The report also asserts that U.S. workers will not be displaced from their jobs due to Obama’s unilateral effort.

But in what is perhaps the most disputed claim — or the one most lacking in context — CEA claims that wages for U.S.-born workers will increase by an annual average of $170 by 2024 due to amnesty.

High-skilled immigration would lead to more innovation and “positive spillovers” for native workers, CEA asserts. “Better task specialization and occupational reallocation” would be a positive consequence of work authorization for illegal immigrants and would cause greater productivity and higher wages for U.S.-born workers, the advisers claim. 

But other research has indicated that immigration causes a decline in U.S. workers’ wages. What’s more, the research finds that it is low-skilled, blue-collar American workers who bear the brunt of more immigrant workers.

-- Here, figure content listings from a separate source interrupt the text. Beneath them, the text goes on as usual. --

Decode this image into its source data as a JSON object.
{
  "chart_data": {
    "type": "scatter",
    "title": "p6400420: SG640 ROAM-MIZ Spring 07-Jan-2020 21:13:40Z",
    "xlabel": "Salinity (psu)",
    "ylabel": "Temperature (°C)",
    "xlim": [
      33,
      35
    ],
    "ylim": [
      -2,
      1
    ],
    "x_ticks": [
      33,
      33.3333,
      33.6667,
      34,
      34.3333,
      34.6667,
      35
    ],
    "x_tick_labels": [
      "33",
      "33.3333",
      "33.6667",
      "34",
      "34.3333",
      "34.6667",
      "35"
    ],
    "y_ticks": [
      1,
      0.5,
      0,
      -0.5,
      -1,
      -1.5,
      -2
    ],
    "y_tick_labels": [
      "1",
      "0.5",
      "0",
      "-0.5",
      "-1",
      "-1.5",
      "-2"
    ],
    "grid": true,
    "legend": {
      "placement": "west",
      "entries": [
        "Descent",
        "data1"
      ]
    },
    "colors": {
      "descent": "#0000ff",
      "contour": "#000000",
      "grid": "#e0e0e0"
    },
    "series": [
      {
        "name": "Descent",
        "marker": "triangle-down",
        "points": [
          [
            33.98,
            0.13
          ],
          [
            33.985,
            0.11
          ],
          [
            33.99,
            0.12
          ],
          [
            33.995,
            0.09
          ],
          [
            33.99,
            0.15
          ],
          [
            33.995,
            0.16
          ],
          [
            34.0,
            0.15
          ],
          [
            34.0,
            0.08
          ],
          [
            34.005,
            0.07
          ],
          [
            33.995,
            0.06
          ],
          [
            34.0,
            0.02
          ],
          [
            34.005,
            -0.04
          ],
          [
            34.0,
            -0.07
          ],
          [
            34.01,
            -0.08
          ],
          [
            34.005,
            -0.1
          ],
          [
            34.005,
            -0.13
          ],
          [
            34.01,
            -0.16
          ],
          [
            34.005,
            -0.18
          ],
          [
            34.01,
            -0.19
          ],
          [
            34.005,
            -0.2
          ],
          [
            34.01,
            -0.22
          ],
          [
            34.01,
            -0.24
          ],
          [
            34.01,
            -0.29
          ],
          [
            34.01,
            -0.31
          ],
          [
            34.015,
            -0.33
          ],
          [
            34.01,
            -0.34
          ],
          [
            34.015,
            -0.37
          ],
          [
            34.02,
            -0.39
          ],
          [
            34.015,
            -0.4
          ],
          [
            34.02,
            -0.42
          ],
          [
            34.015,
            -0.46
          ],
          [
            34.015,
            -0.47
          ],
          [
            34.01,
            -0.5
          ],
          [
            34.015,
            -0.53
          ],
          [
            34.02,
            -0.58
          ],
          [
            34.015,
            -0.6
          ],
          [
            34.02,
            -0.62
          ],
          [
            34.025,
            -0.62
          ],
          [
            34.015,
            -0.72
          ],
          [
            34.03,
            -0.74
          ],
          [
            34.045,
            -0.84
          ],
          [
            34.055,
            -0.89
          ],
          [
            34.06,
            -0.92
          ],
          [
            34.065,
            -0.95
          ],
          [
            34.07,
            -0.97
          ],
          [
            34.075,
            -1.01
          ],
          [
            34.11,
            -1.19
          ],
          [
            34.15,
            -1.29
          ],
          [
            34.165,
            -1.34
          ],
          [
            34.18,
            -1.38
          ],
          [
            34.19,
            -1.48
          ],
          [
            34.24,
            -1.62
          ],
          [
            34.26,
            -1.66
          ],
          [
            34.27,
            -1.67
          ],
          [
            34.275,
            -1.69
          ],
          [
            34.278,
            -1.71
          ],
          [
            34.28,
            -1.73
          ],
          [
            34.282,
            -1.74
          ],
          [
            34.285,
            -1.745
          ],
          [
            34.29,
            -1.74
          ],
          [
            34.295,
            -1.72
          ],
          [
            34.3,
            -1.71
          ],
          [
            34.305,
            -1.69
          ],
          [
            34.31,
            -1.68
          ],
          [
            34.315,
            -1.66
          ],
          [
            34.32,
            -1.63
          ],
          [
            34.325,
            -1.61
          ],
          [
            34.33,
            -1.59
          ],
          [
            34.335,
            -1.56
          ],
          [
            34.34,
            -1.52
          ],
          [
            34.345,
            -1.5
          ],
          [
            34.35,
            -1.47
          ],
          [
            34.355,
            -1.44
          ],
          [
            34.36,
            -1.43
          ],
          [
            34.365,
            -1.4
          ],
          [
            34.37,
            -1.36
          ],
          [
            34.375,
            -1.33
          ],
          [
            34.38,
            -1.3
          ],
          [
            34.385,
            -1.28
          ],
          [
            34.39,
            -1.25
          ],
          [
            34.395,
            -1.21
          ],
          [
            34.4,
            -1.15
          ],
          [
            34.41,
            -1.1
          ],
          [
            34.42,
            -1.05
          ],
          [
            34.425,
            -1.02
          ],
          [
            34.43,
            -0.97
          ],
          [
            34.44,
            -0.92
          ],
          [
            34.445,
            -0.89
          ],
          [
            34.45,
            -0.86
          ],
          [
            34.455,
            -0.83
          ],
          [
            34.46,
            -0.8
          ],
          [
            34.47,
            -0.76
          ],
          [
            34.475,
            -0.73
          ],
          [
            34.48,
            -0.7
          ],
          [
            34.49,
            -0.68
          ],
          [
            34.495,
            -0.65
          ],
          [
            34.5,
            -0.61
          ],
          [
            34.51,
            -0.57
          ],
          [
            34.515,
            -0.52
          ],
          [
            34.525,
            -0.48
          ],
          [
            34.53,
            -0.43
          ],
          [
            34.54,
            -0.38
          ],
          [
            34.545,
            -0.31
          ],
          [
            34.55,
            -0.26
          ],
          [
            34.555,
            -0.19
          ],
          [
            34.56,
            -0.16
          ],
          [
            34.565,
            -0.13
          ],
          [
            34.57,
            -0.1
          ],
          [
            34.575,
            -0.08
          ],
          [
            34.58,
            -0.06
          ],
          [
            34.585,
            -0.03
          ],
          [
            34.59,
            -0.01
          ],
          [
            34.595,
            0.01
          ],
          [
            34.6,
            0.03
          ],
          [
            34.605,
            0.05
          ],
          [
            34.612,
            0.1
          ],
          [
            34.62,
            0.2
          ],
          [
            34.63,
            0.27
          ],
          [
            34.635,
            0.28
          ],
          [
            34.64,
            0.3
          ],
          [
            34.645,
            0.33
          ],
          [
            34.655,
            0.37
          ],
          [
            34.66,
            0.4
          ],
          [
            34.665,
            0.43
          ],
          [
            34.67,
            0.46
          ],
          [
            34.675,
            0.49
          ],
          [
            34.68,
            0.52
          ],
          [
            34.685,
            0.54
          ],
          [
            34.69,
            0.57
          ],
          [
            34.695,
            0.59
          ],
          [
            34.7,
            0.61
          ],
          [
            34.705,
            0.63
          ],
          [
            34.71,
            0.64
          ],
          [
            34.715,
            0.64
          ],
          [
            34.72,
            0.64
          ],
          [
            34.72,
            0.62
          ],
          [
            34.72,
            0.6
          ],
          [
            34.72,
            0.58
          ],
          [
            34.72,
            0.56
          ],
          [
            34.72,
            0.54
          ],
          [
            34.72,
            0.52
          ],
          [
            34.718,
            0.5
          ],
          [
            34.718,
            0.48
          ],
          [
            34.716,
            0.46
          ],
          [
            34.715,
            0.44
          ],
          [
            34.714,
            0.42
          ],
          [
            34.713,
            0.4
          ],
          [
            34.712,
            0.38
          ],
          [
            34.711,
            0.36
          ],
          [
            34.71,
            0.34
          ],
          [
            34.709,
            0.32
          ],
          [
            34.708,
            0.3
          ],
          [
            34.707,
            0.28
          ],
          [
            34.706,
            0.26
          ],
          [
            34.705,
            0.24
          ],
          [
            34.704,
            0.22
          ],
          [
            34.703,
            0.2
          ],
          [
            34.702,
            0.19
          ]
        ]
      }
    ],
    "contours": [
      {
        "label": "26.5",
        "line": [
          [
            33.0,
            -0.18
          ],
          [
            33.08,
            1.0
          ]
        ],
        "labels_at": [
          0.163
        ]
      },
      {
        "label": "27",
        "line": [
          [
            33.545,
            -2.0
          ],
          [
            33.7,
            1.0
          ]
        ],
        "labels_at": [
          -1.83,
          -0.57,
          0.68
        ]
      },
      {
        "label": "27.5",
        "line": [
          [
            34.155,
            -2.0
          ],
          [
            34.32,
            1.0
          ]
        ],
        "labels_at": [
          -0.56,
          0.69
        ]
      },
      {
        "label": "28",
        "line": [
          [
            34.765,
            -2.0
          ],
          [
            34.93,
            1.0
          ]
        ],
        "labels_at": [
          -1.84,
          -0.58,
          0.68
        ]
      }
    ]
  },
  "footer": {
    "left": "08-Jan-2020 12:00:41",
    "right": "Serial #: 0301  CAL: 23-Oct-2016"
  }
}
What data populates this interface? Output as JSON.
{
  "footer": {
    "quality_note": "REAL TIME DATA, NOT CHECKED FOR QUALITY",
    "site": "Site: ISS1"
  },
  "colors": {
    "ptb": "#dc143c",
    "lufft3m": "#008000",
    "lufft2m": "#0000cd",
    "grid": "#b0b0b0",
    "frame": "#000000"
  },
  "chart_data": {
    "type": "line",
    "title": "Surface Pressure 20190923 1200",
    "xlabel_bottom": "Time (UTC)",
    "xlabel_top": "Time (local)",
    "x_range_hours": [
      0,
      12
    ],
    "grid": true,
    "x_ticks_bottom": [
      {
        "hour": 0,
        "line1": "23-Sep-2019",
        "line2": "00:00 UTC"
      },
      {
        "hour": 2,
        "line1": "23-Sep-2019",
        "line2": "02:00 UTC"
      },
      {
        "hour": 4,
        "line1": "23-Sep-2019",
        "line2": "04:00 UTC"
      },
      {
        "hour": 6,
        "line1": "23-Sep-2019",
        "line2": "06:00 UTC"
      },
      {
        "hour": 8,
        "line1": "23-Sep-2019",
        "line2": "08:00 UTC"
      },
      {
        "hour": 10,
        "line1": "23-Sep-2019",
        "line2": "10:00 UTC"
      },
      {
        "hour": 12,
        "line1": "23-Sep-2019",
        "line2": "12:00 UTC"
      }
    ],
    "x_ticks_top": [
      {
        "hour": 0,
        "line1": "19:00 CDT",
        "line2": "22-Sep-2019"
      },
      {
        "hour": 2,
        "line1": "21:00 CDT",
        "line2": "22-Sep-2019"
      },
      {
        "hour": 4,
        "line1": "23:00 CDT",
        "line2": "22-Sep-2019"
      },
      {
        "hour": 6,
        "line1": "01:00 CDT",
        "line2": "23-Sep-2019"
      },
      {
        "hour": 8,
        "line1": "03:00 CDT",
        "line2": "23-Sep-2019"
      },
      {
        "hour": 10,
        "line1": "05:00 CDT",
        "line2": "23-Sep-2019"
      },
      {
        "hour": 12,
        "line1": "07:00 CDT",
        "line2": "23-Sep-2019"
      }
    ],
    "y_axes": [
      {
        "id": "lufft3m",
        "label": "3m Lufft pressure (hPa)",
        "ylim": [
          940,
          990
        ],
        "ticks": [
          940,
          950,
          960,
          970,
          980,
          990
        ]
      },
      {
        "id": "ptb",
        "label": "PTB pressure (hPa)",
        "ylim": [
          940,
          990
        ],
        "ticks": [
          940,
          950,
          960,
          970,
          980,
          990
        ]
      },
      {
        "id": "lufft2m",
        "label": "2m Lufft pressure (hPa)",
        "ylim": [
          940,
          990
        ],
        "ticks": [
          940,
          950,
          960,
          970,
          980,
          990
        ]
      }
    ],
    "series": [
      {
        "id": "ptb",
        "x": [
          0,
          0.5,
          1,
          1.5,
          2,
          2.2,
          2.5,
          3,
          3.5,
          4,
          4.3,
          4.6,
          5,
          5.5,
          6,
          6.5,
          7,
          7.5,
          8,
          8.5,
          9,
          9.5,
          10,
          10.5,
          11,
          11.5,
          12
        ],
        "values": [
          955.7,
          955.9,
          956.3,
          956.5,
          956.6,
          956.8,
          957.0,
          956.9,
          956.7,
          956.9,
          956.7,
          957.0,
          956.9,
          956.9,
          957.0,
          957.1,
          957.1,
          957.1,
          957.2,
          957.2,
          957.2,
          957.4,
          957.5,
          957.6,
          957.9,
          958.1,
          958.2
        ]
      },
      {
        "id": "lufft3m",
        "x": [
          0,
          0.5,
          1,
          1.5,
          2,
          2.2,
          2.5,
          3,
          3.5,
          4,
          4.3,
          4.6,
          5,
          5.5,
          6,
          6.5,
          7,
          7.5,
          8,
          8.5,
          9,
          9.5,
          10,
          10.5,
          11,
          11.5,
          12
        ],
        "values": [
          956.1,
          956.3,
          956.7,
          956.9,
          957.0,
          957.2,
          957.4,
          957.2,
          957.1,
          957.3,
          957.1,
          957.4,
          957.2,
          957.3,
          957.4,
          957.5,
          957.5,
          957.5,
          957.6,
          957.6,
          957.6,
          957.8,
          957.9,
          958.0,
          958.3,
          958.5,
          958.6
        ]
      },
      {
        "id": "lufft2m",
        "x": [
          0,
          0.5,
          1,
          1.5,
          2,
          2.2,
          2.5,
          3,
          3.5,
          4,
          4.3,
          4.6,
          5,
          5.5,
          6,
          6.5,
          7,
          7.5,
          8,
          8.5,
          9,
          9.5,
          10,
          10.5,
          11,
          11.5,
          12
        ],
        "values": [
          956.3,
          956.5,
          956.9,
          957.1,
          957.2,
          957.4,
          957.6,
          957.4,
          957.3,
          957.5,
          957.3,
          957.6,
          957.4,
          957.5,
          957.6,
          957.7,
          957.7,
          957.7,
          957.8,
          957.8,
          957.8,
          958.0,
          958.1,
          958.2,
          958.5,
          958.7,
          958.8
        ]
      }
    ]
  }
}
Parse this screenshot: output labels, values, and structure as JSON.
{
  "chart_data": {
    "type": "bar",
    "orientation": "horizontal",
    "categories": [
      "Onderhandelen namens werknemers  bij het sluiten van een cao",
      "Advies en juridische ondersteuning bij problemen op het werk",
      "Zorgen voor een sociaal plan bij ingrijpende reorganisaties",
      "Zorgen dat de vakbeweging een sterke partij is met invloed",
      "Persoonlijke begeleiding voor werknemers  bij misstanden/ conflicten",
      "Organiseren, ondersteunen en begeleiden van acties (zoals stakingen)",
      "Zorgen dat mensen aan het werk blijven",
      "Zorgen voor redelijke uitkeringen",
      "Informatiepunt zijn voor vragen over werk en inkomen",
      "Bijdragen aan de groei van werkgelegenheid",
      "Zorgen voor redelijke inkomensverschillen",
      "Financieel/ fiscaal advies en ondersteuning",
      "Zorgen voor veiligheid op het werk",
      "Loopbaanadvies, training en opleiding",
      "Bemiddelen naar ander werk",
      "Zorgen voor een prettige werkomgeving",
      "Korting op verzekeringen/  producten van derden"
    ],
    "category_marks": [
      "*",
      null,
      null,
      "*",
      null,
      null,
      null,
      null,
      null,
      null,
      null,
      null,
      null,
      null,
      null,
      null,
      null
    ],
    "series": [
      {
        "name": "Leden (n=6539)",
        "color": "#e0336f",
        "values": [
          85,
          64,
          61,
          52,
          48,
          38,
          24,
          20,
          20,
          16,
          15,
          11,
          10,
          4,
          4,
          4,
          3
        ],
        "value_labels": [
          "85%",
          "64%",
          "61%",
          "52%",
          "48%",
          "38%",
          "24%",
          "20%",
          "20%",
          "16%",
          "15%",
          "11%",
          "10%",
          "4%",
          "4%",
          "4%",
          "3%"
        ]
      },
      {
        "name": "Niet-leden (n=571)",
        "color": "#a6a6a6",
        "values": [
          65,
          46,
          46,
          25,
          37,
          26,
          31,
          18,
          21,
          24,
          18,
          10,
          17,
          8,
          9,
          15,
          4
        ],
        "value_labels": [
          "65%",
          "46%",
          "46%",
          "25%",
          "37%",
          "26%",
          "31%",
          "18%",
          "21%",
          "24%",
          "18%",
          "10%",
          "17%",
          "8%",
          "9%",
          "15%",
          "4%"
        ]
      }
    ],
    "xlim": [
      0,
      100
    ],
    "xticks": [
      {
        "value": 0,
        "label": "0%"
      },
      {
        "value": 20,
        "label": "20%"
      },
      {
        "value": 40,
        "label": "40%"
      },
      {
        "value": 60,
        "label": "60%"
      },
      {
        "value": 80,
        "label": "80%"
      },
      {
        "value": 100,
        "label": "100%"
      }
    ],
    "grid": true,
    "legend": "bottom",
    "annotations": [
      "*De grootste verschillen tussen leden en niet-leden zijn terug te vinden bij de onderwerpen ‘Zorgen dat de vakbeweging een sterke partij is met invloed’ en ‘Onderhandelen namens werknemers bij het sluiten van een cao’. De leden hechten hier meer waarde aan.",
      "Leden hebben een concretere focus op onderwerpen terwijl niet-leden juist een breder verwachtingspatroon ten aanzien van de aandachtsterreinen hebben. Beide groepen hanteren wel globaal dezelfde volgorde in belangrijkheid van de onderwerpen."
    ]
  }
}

Harvard University economist George Borjas found that between 1980 and 2000, immigration caused a 4.8 percent decrease in wages for U.S.-born workers without a high school degree. In research published in 2013, Borjas found that immigration caused a $1,396 annual decrease in U.S. workers’ wages in the short-term.

He also found that high-income Americans benefit the most from illegal immigration, contributing further to economic inequality, which Democrats usually oppose.

“Illegal immigration reduces the wage of native workers by an estimated $99 to $118 billion a year, and generates a gain for businesses and other users of immigrants of $107 to $128 billion,” Borjas found. (RELATED: Immigration Boosts Economy, Widens Wealth Gap, Analysis Finds)

In its report, CEA dismissed research conducted by Borjas and two other colleagues which showed similar negative effects for low-skilled U.S.-born workers.

But Obama himself has indicated that he subscribes to the same argument Borjas and others have made.

“If this huge influx of mostly low-skill workers provides some benefits to the economy as a whole—especially by keeping our workforce young, in contrast to an increasingly geriatric Europe and Japan—it also threatens to depress further the wages of blue-collar Americans and put strains on an already overburdened safety net,” Obama wrote in his 2006 autobiography “The Audacity of Hope: Thoughts on Reclaiming the American Dream.” (RELATED: Obama: Illegal Immigration Hurts ‘Blue-Collar Americans’)

The White House’s analysis of the long-term economic impact of Obama’s amnesty also fails to consider the argument made by Obama’s opponents who argue that the effort will spur more illegal immigration in the future.